Banking

Official Cash Rate (OCR)

The interest rate the Reserve Bank of New Zealand sets to influence inflation and the wider economy. When the OCR drops, mortgage rates and savings interest both tend to fall; when it rises, both go up. The headline rate banks watch most closely.

The Official Cash Rate (OCR) is the interest rate the Reserve Bank of New Zealand charges retail banks to borrow money overnight. It's the lever the Reserve Bank uses to control inflation: when inflation is too high, the OCR goes up to slow spending and borrowing; when the economy is weak, it comes down to encourage activity.

The Reserve Bank reviews the OCR seven times a year at Monetary Policy Statement releases. Each move is usually 25 or 50 basis points (0.25% or 0.50%).

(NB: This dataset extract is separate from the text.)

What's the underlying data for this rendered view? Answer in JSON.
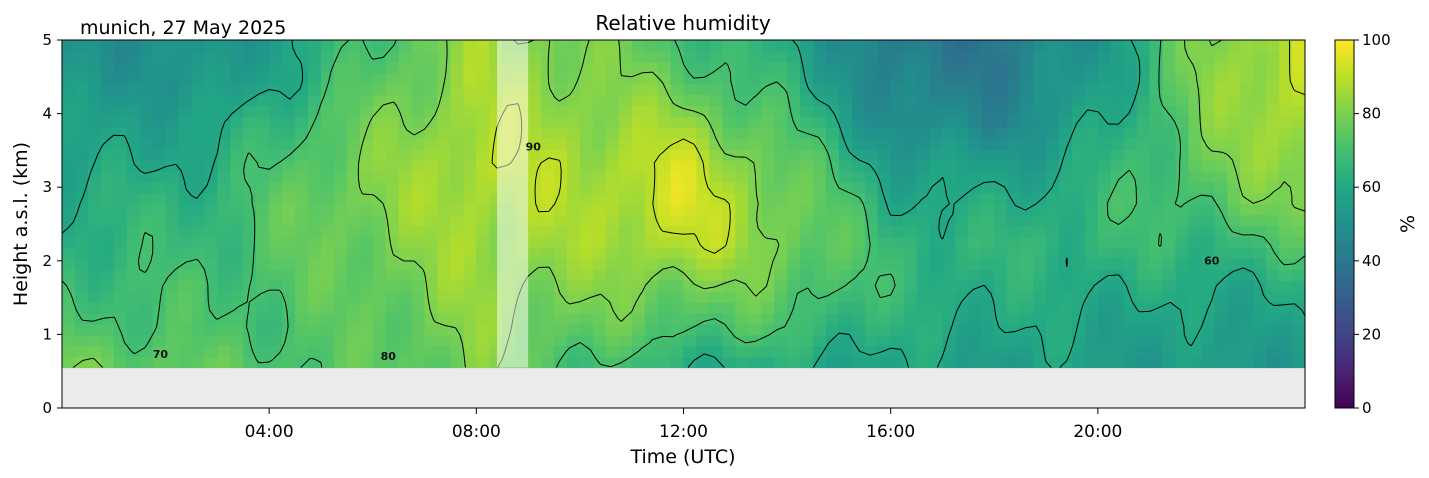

For most New Zealanders, the OCR matters because retail banks price their mortgage and savings rates roughly off it. A lower OCR means cheaper mortgages but lower savings interest; a higher OCR means the opposite. As of May 2026 the OCR sits at 3.25%, down from a 5.50% peak through 2024.

Why this matters

Understanding the OCR helps you time your mortgage refixes and pick the right savings account at the right moment. If the OCR is falling, locking a 5-year fixed mortgage at the top of the rate cycle can leave you stuck paying way more than your neighbour for years. If it's rising, locking in early protects you. The OCR doesn't move your repayment overnight — but it sets the direction for everything else.